Pourtant c'est bien le sort réservé aux hommes et aux femmes privés d'emploi par un système culpabilisant, inhumain, injuste qui a tué à nouveau, un système qui laisse 4 chômeurs sur 10 sans revenus et les renvoie aux « minima sociaux » pour ceux qui peuvent en bénéficier. Mais cela n'empêche pas le ministre responsable, Michel Sapin, de considérer que « tout a fonctionné correctement ».

 

Et après l'air de « tout va très bien », il entonne l'air des lendemains qui chantent et ose prédire, quelques jours après le drame, qu'« en fin d’année, la croissance aura repris en France. Nul ne peut dire exactement à quel moment ni à quel niveau, mais la situation, qui va s’améliorer dans le monde et en Europe, et la mise en œuvre de nos politiques, me font penser qu’il y aura une reprise de la croissance, et d’une croissance davantage porteuse en emplois. Il ne faut pas se résigner : l’inversion de la courbe du chômage aura lieu, et la fin de l’année reste notre objectif ».

 

Une telle prédiction pourrait être simplement ridicule et risible si la politique menée par le gouvernement ne préparait pas d'autre drames humains, individuels et collectifs.

 

L'ANI, en facilitant les licenciements ne pourra qu'ajouter des chômeurs aux chômeurs. L'austérité, d'ores et déjà annoncée pour 2014, réduira encore les budgets sociaux et fragilisera encore les plus pauvres et les plus précaires.
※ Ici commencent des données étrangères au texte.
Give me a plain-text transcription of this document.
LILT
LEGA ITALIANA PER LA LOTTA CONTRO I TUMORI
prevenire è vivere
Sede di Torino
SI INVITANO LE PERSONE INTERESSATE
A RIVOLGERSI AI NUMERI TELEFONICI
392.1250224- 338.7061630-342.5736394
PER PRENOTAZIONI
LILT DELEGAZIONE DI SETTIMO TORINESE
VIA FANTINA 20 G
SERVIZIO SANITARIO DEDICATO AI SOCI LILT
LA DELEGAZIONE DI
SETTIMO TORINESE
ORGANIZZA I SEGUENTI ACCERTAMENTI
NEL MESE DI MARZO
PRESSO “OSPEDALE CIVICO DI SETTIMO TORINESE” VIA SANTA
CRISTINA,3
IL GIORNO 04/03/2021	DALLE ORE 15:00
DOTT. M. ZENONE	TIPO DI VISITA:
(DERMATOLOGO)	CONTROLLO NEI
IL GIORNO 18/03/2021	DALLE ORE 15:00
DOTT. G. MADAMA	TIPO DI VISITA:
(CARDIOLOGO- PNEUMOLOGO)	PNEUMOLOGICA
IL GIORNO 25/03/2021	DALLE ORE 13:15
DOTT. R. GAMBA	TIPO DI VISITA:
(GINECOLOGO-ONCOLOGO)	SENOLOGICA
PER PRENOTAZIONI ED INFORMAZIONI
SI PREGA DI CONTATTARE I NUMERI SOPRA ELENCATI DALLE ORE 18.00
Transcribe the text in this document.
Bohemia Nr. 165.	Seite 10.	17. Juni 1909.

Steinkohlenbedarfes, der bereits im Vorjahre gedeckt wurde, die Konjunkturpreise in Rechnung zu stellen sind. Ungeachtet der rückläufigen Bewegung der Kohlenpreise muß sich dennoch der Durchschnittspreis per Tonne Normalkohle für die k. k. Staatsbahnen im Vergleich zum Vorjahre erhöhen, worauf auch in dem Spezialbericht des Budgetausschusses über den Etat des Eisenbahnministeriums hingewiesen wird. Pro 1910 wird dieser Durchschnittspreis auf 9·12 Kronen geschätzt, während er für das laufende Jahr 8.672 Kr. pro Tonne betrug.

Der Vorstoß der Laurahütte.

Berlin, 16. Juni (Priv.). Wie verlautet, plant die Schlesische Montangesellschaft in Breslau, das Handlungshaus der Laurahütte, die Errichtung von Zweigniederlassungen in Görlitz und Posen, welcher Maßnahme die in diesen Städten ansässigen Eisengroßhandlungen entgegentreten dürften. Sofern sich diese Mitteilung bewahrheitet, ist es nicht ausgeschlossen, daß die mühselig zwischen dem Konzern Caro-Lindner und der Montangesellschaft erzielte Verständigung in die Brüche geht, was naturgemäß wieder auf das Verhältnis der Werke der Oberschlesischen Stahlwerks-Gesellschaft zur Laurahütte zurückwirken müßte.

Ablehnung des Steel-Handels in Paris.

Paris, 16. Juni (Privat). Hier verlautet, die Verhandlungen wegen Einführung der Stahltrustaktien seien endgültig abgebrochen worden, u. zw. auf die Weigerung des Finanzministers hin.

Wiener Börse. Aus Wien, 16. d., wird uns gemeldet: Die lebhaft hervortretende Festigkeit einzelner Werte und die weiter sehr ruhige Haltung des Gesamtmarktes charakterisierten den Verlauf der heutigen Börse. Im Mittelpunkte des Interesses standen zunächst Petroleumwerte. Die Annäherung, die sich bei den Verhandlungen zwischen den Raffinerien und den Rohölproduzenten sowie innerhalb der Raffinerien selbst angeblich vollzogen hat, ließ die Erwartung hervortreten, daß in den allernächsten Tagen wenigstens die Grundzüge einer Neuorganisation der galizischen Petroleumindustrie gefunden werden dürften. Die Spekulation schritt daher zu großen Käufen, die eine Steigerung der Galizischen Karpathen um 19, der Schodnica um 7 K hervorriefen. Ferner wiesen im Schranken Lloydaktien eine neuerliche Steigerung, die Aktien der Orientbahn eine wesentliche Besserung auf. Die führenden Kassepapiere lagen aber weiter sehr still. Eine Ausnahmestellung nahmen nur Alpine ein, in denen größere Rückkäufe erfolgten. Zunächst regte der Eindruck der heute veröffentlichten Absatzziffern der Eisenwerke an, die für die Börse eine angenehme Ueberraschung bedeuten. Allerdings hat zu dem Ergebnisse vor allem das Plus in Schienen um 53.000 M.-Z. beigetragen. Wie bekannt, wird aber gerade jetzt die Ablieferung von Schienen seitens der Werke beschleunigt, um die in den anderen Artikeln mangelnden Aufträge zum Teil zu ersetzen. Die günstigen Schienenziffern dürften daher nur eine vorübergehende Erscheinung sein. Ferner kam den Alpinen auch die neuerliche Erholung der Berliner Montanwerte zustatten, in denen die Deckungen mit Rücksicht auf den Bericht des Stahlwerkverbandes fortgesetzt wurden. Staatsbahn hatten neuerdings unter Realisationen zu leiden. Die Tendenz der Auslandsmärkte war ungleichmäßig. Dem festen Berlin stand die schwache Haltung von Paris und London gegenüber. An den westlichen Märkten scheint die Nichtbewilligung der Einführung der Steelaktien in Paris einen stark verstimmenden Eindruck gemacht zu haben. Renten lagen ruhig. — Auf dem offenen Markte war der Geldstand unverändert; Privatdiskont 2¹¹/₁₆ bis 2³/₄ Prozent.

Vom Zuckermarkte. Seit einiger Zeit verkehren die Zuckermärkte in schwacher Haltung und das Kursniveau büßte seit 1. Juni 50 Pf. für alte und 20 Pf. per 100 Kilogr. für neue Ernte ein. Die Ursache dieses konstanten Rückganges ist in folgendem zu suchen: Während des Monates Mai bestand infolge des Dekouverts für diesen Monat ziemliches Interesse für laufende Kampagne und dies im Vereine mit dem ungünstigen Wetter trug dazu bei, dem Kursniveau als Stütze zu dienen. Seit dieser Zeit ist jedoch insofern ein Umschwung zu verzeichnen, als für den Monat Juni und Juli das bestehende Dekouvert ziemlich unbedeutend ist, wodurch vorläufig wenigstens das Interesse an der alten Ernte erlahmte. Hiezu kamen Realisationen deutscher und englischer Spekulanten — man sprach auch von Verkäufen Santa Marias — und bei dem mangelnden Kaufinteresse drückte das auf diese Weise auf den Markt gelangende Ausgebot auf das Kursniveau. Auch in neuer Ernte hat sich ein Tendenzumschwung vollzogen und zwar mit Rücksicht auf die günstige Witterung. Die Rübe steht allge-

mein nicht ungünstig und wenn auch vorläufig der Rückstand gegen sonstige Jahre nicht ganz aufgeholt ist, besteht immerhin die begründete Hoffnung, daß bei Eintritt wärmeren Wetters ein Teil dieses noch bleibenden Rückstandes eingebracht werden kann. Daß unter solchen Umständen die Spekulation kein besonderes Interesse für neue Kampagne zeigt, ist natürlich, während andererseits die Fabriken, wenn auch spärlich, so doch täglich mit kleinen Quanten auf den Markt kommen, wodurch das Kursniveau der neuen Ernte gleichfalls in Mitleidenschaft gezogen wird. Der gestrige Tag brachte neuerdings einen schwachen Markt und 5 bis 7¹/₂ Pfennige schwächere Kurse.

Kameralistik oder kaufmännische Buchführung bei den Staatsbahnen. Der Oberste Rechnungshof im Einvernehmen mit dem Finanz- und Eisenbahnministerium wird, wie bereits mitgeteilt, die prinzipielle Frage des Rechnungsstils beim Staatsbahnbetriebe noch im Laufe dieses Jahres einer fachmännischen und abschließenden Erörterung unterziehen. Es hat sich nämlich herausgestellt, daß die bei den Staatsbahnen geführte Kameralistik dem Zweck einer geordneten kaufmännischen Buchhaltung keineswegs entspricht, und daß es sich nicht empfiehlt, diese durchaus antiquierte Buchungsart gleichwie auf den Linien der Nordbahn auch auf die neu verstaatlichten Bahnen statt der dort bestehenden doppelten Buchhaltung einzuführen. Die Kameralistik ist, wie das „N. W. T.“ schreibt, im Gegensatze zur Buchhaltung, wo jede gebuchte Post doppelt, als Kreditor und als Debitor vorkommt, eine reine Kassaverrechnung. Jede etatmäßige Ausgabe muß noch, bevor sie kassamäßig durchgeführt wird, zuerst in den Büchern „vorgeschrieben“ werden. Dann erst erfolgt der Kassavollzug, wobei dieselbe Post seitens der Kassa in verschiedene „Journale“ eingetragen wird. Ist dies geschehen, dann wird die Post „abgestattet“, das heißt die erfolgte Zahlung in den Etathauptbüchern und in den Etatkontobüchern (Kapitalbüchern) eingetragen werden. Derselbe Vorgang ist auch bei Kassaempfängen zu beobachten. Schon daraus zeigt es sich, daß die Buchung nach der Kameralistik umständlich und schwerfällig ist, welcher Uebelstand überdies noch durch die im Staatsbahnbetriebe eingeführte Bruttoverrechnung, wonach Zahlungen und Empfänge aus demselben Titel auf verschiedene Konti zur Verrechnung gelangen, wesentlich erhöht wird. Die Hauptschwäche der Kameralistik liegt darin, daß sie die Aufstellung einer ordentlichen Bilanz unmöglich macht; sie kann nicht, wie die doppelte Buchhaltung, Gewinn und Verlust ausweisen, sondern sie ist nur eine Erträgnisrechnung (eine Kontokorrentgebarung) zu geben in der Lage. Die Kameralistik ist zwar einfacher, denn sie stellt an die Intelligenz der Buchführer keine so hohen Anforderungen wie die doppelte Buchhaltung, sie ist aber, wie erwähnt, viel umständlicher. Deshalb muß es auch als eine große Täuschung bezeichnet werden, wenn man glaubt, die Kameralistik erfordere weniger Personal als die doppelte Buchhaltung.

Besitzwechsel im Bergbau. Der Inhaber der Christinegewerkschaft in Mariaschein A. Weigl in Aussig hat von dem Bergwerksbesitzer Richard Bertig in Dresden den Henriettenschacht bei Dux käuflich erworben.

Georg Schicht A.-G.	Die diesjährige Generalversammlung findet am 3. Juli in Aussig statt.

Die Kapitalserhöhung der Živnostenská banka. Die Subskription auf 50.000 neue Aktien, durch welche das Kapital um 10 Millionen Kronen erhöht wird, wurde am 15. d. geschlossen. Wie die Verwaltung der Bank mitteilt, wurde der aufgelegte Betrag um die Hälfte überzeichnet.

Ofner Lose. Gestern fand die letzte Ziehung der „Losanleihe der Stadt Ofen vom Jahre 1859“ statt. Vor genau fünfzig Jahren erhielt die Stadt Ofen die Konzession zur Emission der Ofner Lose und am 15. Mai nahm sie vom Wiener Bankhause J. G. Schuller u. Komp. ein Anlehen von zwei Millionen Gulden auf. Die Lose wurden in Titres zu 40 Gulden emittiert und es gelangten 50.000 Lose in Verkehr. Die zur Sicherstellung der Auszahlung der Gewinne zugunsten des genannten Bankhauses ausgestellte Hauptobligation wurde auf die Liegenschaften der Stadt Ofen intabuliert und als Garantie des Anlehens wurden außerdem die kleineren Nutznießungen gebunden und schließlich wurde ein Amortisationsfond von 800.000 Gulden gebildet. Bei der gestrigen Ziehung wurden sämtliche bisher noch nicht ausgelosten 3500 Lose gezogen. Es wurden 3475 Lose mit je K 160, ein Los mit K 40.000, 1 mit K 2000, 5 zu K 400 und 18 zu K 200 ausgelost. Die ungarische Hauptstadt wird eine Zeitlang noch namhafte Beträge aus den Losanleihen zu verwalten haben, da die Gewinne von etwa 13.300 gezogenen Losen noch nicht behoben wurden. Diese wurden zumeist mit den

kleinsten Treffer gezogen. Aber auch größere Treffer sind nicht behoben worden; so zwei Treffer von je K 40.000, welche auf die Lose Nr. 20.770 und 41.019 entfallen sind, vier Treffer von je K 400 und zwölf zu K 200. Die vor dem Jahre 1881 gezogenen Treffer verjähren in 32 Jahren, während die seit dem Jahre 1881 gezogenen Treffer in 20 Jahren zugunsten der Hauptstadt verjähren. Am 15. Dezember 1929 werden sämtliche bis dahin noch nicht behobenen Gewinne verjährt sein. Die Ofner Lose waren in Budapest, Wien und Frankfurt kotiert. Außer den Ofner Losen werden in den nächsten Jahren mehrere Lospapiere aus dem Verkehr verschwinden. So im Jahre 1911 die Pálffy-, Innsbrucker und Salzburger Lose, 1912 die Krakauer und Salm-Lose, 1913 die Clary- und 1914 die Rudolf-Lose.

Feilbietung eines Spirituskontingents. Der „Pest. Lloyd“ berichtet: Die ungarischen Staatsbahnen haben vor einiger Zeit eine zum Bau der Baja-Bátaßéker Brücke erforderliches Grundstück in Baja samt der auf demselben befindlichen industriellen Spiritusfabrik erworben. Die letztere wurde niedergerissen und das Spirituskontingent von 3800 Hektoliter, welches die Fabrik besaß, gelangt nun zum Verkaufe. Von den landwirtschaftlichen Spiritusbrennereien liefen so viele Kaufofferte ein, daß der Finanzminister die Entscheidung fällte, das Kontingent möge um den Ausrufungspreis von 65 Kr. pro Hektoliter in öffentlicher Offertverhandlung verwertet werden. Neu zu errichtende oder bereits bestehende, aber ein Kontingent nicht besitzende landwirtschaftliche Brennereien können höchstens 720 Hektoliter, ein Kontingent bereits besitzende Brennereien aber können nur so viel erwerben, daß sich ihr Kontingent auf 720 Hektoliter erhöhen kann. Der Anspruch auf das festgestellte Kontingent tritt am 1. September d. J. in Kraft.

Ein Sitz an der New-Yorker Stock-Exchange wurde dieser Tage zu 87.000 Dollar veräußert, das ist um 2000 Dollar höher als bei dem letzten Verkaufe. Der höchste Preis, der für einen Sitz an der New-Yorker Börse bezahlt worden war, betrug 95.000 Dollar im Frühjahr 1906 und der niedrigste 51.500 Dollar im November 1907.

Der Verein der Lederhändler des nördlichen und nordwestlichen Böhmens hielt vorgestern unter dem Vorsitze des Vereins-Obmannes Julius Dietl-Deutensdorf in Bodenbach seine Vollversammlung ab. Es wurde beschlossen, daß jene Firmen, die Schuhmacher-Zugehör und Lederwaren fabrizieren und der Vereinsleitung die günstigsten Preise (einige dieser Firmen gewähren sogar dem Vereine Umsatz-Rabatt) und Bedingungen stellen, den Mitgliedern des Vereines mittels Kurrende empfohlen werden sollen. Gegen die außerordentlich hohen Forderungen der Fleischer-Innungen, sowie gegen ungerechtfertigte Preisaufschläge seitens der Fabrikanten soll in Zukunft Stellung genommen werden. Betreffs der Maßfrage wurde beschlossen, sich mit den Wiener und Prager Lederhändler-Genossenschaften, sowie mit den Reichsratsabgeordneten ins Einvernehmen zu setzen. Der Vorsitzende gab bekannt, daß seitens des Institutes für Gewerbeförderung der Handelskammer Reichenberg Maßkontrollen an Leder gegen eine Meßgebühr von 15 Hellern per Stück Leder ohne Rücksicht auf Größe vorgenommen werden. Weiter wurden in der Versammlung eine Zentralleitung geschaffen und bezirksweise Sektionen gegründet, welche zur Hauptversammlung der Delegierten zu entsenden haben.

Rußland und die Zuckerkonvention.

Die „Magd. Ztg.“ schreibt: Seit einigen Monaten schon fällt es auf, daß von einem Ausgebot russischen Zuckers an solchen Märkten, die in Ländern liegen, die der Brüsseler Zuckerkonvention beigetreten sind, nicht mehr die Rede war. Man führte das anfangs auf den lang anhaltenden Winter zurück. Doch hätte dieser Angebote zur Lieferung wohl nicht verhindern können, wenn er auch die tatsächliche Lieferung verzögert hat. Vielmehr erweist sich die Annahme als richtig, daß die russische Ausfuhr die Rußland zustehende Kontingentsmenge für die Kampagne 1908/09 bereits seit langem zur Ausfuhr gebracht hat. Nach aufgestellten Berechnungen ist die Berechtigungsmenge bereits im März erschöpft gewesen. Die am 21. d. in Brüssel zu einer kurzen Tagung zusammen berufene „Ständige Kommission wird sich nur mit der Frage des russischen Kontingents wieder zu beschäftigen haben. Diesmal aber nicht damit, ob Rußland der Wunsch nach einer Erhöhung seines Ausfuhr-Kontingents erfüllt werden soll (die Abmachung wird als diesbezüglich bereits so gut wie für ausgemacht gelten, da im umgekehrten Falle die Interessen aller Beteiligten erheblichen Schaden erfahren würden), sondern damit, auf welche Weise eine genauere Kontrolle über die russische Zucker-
Le ministre du Travail a raison sur un point :

 

il ne faut pas se résigner ! Mais ne pas se résigner ce n'est pas attendre la « croissance » comme un miracle, lui offrir nos salaires, nos emplois, nos conditions de vie en sacrifice pour la faire revenir et réduire le chômage. Ne pas se résigner, c'est combattre réellement le chômage en imposant le partage des richesses et du temps de travail, c'est opposer à la politique du gouvernement un autre projet politique anticapitaliste.